Я слышал все. Но случалось, я начинал все видеть, будто наш дом был без крыши и стропил, а сам я парил где-го в воздухе и с высоты до мельчайших подробностей видел, что происходит в доме и около него. Я видел маму на высоком столе посреди опустевшей горницы. Видел девушек, которые в сенях плели венки. Видел женщин, которые собирались на кухне и тихонько переговаривались, прихлебывая кофе. Видел детей, которые жались к своим матерям, держа палец во рту и недоуменно озираясь. С наибольшим удивлением и страхом они смотрели на наших малышей, сидевших у очага с тетей Мидей и дядей Томажем. Я видел мужчин постарше, расположившихся на земле в тени груши, они передавали друг другу бутыль с водкой, скручивали негнущимися пальцами цигарки и вполголоса рассуждали о жизни и смерти. Я видел мужчин помоложе и неженатых парней, которые полукругом стояли перед верстаком и, словно зачарованные, молча глядели на то, как великан Подземлич с нечеловеческой силой и быстротой стругает хорошо просохшие доски, а белые стружки со свистом вылетают из-под рубанка, взвиваются над головой плотника и падают на его широкую спину. Я видел людей, которые подходили к дому с обеих сторон, ничего не говоря, шли прямо в горницу, кропили маму веточкой самшита, несколько мгновений стояли неподвижно, а потом подступали к изголовью, двумя пальцами приподымали салфетку, которой было покрыто ее лицо, чтобы мухи не садились на него, смотрели на нее, чуть заметно покачивая головой, опускали салфетку и, тихонько выйдя на кухню или во двор, отыскивали отца и жали ему руку, а потом присоединялись к той или иной группе и с одинаковым вздохом вступали в разговор:
— Доконала-таки ее болезнь, доконала!.. Бедные детишки!.. Ну, да отец у них хороший…

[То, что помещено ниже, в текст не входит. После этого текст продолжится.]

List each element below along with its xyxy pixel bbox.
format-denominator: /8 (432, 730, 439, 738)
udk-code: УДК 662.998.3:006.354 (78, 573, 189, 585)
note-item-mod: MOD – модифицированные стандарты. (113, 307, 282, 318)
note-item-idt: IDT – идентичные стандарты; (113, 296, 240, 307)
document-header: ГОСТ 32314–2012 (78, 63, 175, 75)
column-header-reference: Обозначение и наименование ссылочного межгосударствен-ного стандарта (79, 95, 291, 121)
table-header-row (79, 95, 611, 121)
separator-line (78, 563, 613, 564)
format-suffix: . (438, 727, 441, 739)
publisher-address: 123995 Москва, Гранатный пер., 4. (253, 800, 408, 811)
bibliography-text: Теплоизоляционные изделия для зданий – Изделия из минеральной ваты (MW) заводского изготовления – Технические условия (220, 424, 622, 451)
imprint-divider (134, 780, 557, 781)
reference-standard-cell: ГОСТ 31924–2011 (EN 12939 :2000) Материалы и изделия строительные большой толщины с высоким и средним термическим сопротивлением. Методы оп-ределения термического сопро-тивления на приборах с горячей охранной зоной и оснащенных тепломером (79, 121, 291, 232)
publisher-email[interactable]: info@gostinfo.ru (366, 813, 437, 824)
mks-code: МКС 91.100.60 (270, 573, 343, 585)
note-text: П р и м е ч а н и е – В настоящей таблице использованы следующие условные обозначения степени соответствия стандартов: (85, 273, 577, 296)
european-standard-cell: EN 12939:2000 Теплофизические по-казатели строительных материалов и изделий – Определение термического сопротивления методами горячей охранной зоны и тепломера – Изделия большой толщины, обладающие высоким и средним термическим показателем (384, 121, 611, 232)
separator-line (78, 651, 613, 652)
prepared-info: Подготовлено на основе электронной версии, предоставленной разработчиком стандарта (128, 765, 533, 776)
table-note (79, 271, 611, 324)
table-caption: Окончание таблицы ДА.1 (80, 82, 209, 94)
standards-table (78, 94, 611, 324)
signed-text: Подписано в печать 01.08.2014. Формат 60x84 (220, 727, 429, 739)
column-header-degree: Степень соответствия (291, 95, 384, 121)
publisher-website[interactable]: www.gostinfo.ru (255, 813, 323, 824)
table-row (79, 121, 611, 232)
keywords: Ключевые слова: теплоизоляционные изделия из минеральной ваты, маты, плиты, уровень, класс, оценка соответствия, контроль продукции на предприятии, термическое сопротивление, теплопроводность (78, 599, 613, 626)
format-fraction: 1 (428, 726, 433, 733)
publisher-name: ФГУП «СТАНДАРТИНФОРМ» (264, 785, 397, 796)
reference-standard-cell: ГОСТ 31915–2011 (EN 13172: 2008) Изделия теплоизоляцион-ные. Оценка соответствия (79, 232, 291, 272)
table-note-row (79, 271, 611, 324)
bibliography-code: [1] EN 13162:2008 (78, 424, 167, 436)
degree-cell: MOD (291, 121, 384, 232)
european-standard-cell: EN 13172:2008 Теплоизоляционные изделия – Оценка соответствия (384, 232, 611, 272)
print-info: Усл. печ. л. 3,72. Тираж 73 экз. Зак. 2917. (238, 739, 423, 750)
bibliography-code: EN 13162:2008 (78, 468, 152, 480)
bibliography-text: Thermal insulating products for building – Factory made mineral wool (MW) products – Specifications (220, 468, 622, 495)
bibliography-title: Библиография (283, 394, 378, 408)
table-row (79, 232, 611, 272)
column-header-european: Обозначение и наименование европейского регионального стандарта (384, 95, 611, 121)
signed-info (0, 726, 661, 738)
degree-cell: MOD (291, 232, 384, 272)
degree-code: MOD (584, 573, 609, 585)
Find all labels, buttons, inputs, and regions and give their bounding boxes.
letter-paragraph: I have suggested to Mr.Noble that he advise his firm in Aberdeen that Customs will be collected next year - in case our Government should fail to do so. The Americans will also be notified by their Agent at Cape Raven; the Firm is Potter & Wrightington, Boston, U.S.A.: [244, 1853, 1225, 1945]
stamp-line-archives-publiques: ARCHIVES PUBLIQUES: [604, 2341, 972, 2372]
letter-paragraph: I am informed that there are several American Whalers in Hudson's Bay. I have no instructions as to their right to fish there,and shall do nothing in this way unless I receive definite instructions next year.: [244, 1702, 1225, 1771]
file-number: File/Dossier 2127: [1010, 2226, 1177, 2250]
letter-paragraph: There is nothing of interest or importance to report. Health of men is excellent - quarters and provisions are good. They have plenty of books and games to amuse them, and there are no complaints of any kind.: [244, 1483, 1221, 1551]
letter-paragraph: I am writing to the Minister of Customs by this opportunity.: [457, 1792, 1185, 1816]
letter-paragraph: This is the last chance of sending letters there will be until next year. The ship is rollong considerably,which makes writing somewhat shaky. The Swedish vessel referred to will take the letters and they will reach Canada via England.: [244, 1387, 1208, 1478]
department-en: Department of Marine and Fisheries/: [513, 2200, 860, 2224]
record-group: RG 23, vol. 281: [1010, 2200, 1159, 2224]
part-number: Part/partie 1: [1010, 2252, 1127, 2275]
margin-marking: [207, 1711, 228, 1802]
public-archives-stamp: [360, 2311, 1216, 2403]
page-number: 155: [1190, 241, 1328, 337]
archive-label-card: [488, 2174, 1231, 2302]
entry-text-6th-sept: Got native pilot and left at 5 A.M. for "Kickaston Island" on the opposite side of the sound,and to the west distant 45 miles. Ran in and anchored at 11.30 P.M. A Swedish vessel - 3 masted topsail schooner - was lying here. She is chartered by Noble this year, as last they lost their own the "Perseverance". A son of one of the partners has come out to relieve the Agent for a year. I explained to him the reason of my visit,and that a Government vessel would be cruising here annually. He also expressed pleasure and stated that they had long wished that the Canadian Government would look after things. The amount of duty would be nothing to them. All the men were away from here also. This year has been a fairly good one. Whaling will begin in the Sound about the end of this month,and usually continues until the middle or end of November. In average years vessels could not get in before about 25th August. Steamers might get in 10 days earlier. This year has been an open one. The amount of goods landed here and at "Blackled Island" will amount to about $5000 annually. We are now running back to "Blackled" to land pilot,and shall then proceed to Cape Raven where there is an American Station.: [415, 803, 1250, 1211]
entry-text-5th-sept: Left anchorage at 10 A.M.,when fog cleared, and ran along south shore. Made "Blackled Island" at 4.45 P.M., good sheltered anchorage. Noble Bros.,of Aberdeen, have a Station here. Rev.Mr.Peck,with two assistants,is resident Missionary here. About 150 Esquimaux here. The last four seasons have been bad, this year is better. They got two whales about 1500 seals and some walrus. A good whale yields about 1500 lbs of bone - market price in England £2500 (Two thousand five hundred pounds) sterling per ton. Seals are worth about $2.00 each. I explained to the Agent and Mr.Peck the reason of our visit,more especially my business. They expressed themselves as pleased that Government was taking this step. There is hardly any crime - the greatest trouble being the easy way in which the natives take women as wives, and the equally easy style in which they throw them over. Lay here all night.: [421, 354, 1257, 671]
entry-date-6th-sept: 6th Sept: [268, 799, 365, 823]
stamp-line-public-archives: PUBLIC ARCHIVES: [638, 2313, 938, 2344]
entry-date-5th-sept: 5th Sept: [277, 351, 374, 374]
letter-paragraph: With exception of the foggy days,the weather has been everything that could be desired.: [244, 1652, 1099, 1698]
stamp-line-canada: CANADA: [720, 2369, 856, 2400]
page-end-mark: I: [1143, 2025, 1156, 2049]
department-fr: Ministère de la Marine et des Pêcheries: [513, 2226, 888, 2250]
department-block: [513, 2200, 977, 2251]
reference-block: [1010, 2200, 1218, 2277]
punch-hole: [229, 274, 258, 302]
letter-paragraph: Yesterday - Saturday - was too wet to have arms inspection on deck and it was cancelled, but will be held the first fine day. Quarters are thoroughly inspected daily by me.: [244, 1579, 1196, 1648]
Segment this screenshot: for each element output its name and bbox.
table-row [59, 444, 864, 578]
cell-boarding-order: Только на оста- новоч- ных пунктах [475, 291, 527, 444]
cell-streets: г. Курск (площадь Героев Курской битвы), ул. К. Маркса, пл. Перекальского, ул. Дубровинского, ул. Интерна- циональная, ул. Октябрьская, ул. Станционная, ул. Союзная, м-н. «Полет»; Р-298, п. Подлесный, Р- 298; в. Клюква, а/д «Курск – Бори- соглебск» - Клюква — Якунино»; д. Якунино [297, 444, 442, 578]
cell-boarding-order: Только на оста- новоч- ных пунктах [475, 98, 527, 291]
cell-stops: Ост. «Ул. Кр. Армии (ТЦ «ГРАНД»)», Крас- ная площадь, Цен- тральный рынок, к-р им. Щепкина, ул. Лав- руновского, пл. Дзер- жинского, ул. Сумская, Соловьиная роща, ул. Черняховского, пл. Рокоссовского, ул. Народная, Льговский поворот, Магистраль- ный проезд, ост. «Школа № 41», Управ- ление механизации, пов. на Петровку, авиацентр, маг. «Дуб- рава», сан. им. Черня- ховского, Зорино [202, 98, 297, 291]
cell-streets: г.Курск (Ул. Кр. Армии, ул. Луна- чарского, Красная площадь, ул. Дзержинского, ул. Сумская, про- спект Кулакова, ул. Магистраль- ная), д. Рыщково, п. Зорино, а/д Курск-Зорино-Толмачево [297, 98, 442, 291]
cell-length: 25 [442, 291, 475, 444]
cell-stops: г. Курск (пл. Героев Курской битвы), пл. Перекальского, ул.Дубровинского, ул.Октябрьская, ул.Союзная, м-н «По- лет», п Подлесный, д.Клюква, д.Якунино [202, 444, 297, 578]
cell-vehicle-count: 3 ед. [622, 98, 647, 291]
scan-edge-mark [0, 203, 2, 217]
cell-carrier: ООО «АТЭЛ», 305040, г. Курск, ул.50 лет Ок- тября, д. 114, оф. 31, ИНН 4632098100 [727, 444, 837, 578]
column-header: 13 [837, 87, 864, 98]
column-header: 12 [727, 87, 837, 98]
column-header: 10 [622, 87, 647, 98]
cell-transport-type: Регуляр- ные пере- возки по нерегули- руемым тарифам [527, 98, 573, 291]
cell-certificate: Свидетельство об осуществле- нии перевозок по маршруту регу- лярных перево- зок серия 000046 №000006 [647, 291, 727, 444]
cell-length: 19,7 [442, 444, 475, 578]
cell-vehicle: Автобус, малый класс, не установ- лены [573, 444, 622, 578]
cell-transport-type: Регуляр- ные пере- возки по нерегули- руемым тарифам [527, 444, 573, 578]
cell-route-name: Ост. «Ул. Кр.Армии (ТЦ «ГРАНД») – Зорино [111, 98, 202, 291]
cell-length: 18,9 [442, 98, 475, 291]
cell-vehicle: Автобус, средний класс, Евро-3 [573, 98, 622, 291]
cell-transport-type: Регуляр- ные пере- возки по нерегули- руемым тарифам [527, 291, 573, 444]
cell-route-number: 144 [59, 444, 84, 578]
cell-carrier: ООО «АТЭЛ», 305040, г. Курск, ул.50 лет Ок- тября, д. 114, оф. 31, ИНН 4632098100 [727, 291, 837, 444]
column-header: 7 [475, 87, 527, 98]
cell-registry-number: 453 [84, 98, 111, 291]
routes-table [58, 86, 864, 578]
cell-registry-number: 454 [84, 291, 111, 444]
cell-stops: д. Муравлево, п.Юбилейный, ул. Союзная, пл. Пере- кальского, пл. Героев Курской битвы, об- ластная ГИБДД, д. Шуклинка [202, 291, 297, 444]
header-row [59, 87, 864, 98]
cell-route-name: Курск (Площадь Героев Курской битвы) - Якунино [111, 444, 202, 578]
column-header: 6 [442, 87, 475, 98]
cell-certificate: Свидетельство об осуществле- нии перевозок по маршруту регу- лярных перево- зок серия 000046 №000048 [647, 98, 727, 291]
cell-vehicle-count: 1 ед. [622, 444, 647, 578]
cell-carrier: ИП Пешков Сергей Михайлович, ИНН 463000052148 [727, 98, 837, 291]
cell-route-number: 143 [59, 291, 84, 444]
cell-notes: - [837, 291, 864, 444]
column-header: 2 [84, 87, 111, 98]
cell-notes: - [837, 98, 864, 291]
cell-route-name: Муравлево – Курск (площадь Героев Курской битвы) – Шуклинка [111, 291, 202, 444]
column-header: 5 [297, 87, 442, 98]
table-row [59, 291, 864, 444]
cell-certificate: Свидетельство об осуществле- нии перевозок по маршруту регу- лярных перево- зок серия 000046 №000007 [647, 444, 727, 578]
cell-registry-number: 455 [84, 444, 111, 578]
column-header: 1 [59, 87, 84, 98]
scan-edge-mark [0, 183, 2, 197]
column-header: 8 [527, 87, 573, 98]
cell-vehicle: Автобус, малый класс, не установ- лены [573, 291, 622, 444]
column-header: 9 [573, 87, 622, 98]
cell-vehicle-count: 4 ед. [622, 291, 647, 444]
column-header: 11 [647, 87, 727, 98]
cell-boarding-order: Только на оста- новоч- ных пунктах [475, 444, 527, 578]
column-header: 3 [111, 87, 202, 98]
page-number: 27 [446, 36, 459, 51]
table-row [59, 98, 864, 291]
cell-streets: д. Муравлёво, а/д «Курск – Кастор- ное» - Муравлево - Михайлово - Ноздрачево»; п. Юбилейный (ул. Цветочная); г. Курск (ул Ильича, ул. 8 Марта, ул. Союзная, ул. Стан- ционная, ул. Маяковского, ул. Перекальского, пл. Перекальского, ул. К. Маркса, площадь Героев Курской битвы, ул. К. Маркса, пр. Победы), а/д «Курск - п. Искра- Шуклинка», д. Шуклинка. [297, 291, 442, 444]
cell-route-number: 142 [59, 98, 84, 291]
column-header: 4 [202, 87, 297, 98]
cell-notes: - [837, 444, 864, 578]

Все это я слышал и видел. Видел самого себя, как я лежу навзничь на голых досках почернелой дедовской кровати и смотрю на латинские спряжения на потолке. С болью, до хруста сжимая челюсти, я обвинял себя в том, что мамина смерть не поглотила меня всего, потому что, если бы это было так, я бы ничего не видел и не слышал. И думать бы тоже не мог. А погрузился бы в горе и утонул в нем. Я спрашивал себя, неужели мое сердце в самом деле неспособно на глубокое чувство. Ответа не было; более того, я стал терзаться новым угрызением: у тебя умерла мать, говорил я себе, а ты копаешься в себе, точно весь свет вращается вокруг твоей особы.
Так я дожил до утра вторника. На похороны я не пошел, потому что заметно ослабел; кроме того, у меня не было приличного костюма и приличных башмаков. Хотя меня и тогда и в особенности позднее мучила совесть за то, что я не проводил маму до могилы, я все-таки был доволен, что могу остаться дома.